C'est une année faste qui s'achève pour les énergies renouvelables. Jamais, depuis plus de vingt ans, autant d'argent et de recherche n'aura été dépensé et menée pour développer les nouvelles énergies vertes. Le «boom» est si fort que l'on manque de silicium (le matériau de base des capteurs photovoltaïques), que les fabricants d'éoliennes ont un carnet de commandes qui dépasse les deux ans. Même en Suisse, les forestiers commencent à s'inquiéter des quantités de bois qui seront brûlées ou gazéifiées dans la filière énergétique d'ici à dix ans.

Ce raz-de-marée des technologies vertes est, et c'est assez remarquable, de dimension planétaire. En Europe, l'Allemagne et le Danemark ne sont plus les seuls pionniers de l'éolien et du solaire; l'Espagne fait des sauts de géant; la Suède a l'ambition d'abandonner le pétrole d'ici à 2020 en lui substituant les biocarburants. Aux Etats-Unis, la Californie n'est de loin plus l'unique Etat à subventionner massivement les énergies vertes et à prévoir des quotas (20% d'ici à 2010), mais est rejointe par une vingtaine d'autres Etats. Même le président George Bush a fini par admettre qu'il était dans l'intérêt stratégique des Etats-Unis de diminuer leur addiction au pétrole en développant les biocarburants de seconde génération, ceux qui seront produits à partir de déchets ou de plantes entières sans valeur nutritive pour l'homme ou les animaux. La Chine, l'Inde et le Brésil, les nouvelles locomotives de l'économie mondiale, savent que leur compétitivité va se jouer sur le bon ou le mauvais usage des ressources naturelles.

Les investisseurs ont bien compris qu'il se passait quelque chose.
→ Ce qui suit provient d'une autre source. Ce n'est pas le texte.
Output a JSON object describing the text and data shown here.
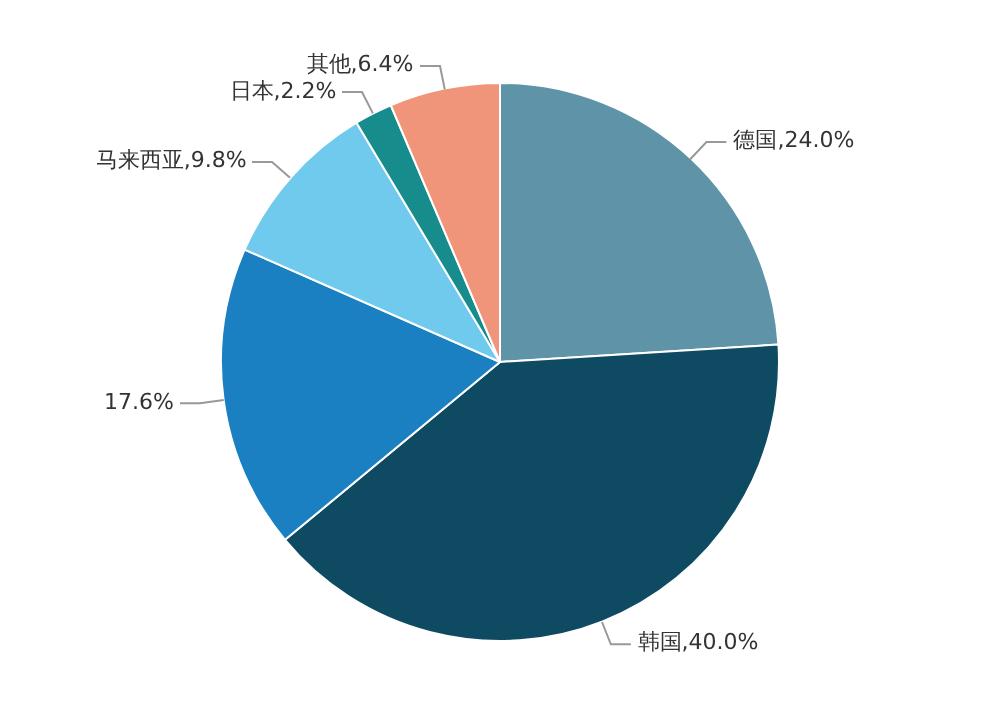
{
  "chart_data": {
    "type": "pie",
    "categories": [
      "德国",
      "韩国",
      null,
      "马来西亚",
      "日本",
      "其他"
    ],
    "values": [
      24.0,
      40.0,
      17.6,
      9.8,
      2.2,
      6.4
    ],
    "colors": [
      "#5e93a8",
      "#0f4a63",
      "#1b80c2",
      "#6fcaee",
      "#178c8c",
      "#f09579"
    ],
    "value_labels": [
      ",24.0%",
      ",40.0%",
      "17.6%",
      ",9.8%",
      ",2.2%",
      ",6.4%"
    ],
    "legend": false
  }
}
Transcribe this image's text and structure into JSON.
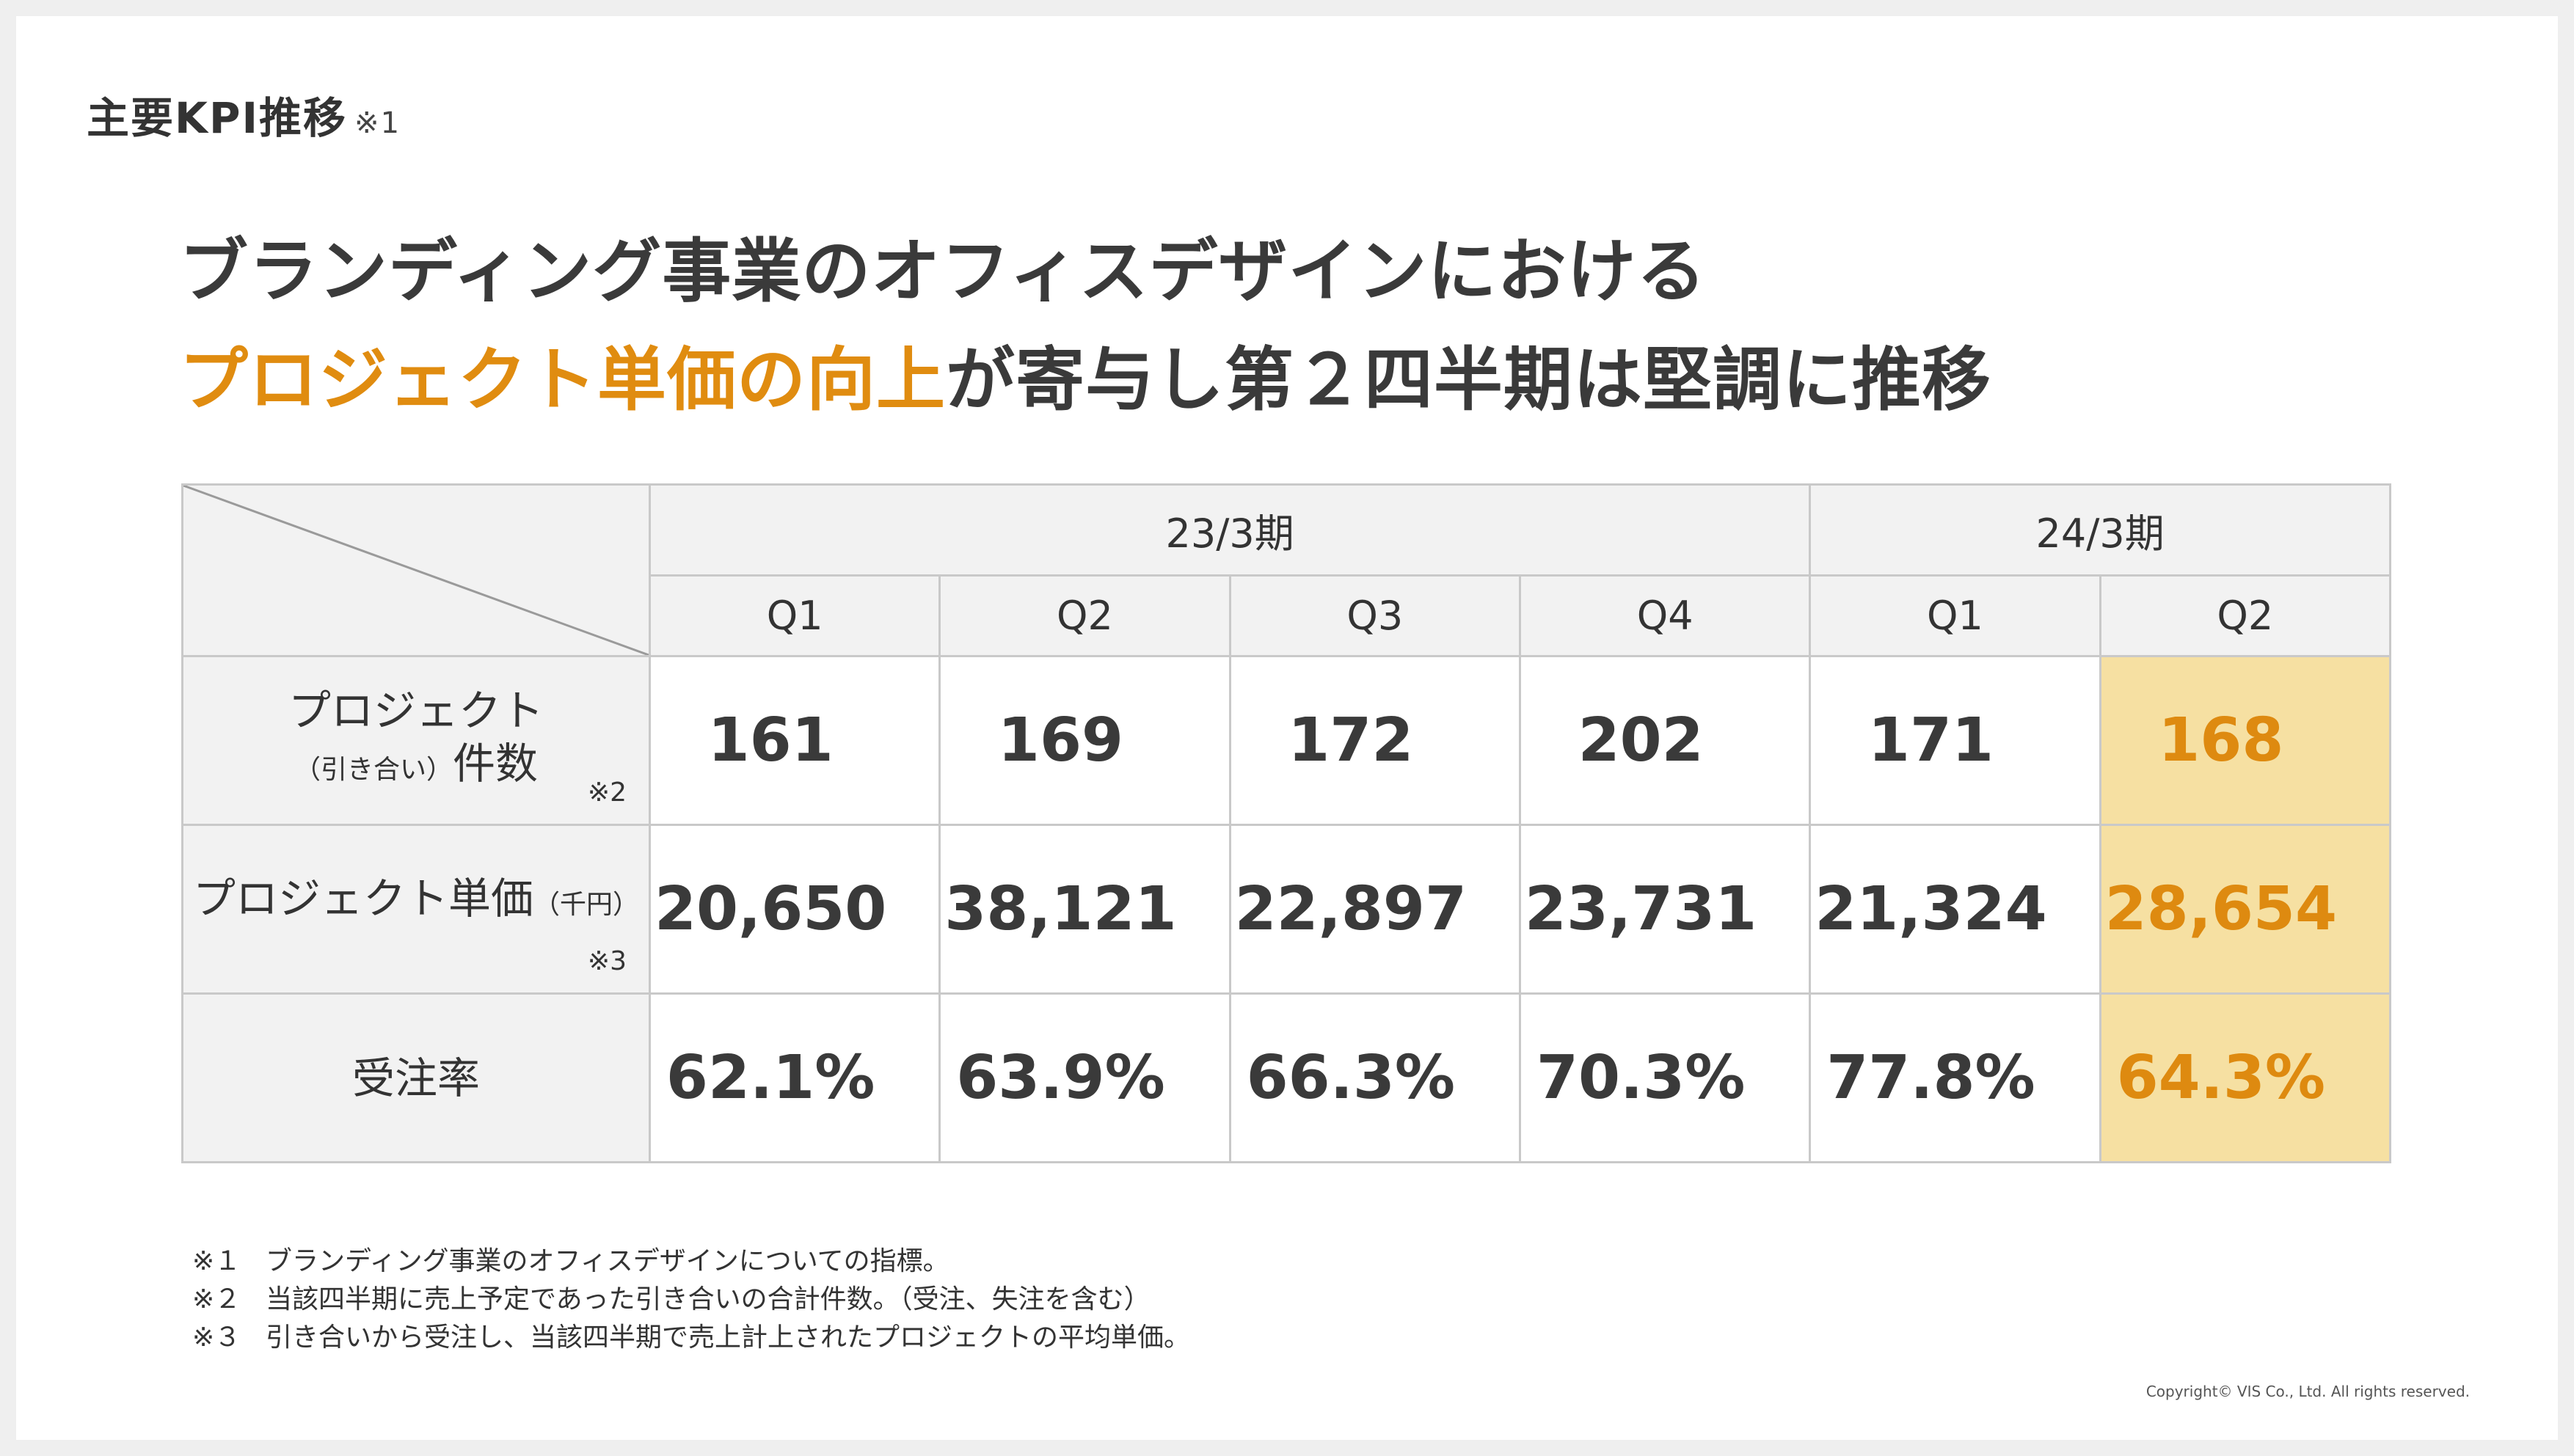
{
  "section": {
    "title": "主要KPI推移",
    "note": "※1"
  },
  "headline": {
    "line1": "ブランディング事業のオフィスデザインにおける",
    "line2_accent": "プロジェクト単価の向上",
    "line2_rest": "が寄与し第２四半期は堅調に推移"
  },
  "table": {
    "periods": [
      {
        "label": "23/3期",
        "span": 4
      },
      {
        "label": "24/3期",
        "span": 2
      }
    ],
    "quarters": [
      "Q1",
      "Q2",
      "Q3",
      "Q4",
      "Q1",
      "Q2"
    ],
    "rows": [
      {
        "label_line1": "プロジェクト",
        "label_sub": "（引き合い）",
        "label_line2": "件数",
        "footnote": "※2",
        "values": [
          "161",
          "169",
          "172",
          "202",
          "171",
          "168"
        ]
      },
      {
        "label_line1": "プロジェクト単価",
        "label_sub": "（千円）",
        "footnote": "※3",
        "values": [
          "20,650",
          "38,121",
          "22,897",
          "23,731",
          "21,324",
          "28,654"
        ]
      },
      {
        "label_line1": "受注率",
        "values": [
          "62.1%",
          "63.9%",
          "66.3%",
          "70.3%",
          "77.8%",
          "64.3%"
        ]
      }
    ],
    "highlight_color": "#f6e0a2",
    "accent_color": "#de8a10"
  },
  "notes": [
    {
      "mark": "※１",
      "text": "ブランディング事業のオフィスデザインについての指標。"
    },
    {
      "mark": "※２",
      "text": "当該四半期に売上予定であった引き合いの合計件数。（受注、失注を含む）"
    },
    {
      "mark": "※３",
      "text": "引き合いから受注し、当該四半期で売上計上されたプロジェクトの平均単価。"
    }
  ],
  "copyright": "Copyright© VIS Co., Ltd. All rights reserved."
}
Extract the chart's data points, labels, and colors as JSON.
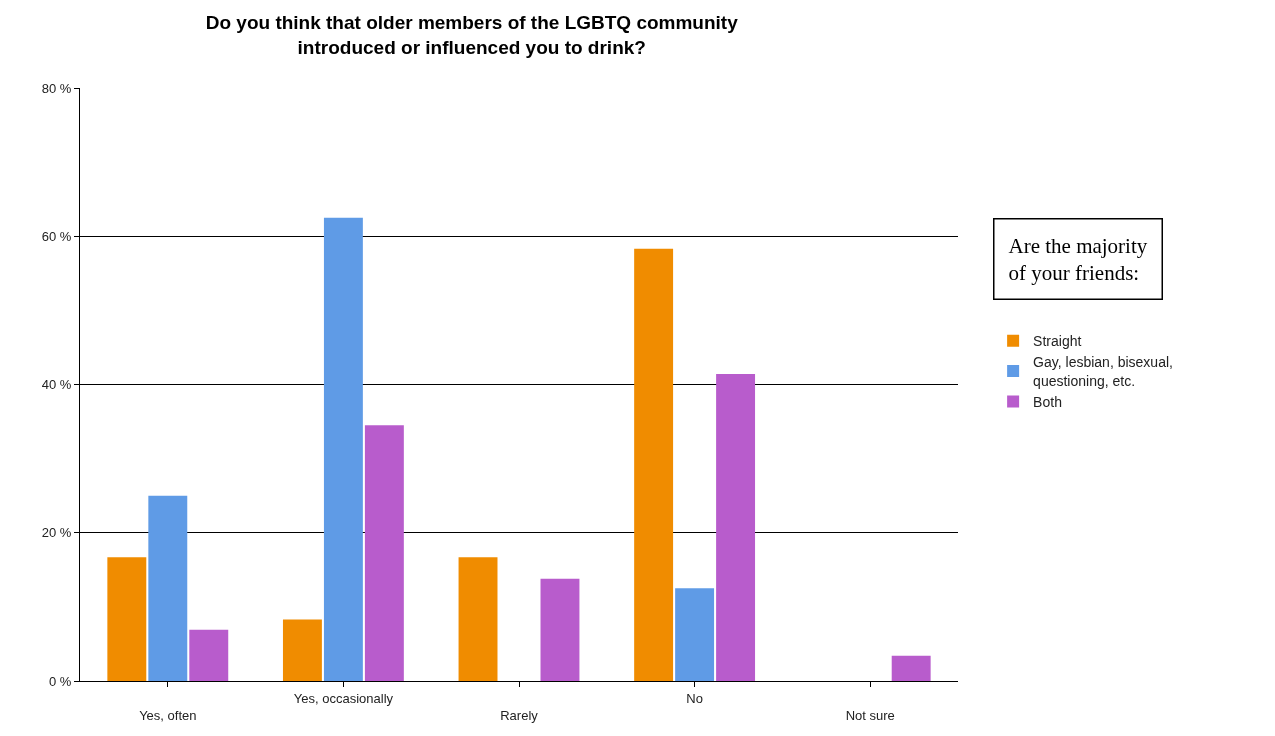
{
  "chart_data": {
    "type": "bar",
    "title": "Do you think that older members of the LGBTQ community introduced or influenced you to drink?",
    "categories": [
      "Yes, often",
      "Yes, occasionally",
      "Rarely",
      "No",
      "Not sure"
    ],
    "series": [
      {
        "name": "Straight",
        "color": "#f08c00",
        "values": [
          16.7,
          8.3,
          16.7,
          58.3,
          0
        ]
      },
      {
        "name": "Gay, lesbian, bisexual, questioning, etc.",
        "color": "#5f9be6",
        "values": [
          25,
          62.5,
          0,
          12.5,
          0
        ]
      },
      {
        "name": "Both",
        "color": "#b85ccc",
        "values": [
          6.9,
          34.5,
          13.8,
          41.4,
          3.4
        ]
      }
    ],
    "legend_title": "Are the majority of your friends:",
    "ylim": [
      0,
      80
    ],
    "yticks": [
      {
        "value": 0,
        "label": "0 %"
      },
      {
        "value": 20,
        "label": "20 %"
      },
      {
        "value": 40,
        "label": "40 %"
      },
      {
        "value": 60,
        "label": "60 %"
      },
      {
        "value": 80,
        "label": "80 %"
      }
    ],
    "grid": "y",
    "legend": "right"
  }
}
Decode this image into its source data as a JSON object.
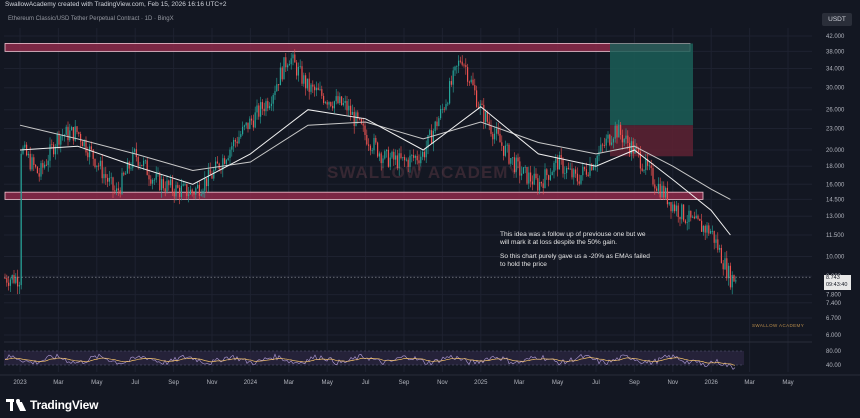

Si, au début des années 2000, ils haussaient les épaules et partaient en courant en entendant parler des technologies vertes, ils se ruent aujourd'hui par milliers dans les labos et start-up des nouvelles énergies. The Economist rappelait ces quelques chiffres: en deux années, les investissements ont quadruplé dans le capital-risque pour atteindre 2 milliards; dans un même laps de temps, les investissements plus traditionnels dans les technologies propres ont passé de 30 à 63 milliards de dollars.

Même en Suisse, où les incitations à investir dans les technologies vertes ont baissé au fil des années alors que nous étions à la pointe dans plusieurs domaines, un vent nouveau s'est mis à souffler. C'est presque un miracle. Car on ne donnait pas cher, il y a quelques mois encore, des mesures de soutien aux énergies renouvelables. Or, après avoir longuement étudié le dossier, le Conseil des Etats s'est mis d'accord sur des mécanismes qui compléteront la loi sur le CO2 et le centime climatique. La majorité de la commission du Conseil national non seulement s'y rallie, mais vient tout juste de proposer l'introduction d'un supplément de 0,6 centime au maximum par kWh sur la consommation d'électricité. Elle suggère même de créer une assurance spécifique pour encourager les projets de géothermie en grande profondeur. Si ces mesures sont ratifiées en plénum, la Suisse disposera enfin d'un cadre qui permettra d'amplifier les mesures prises par SuisseEnergie* qui est à mi-chemin de son programme. Avec un budget annuel de 42 millions de francs, SuisseEnergie a généré des investissements de 880 millions de francs, et plus de mille sociétés, représentant 37% des émissions de CO2, ont signé des conventions volontaires pour atteindre les objectifs du traité de Kyoto. Selon l'audit, sans les mesures directes de SuisseEnergie et de l'ancien programme Energie 2000, la consommation énergétique globale serait aujourd'hui supérieure de plus de 3,5%. On pourrait discuter longuement de l'efficacité de ce type de programme. Toujours est-il qu'il a permis de rapprocher les partenaires privés et publics et de définir de nouvelles méthodes et standards qui vont s'avérer précieux dans les années à venir.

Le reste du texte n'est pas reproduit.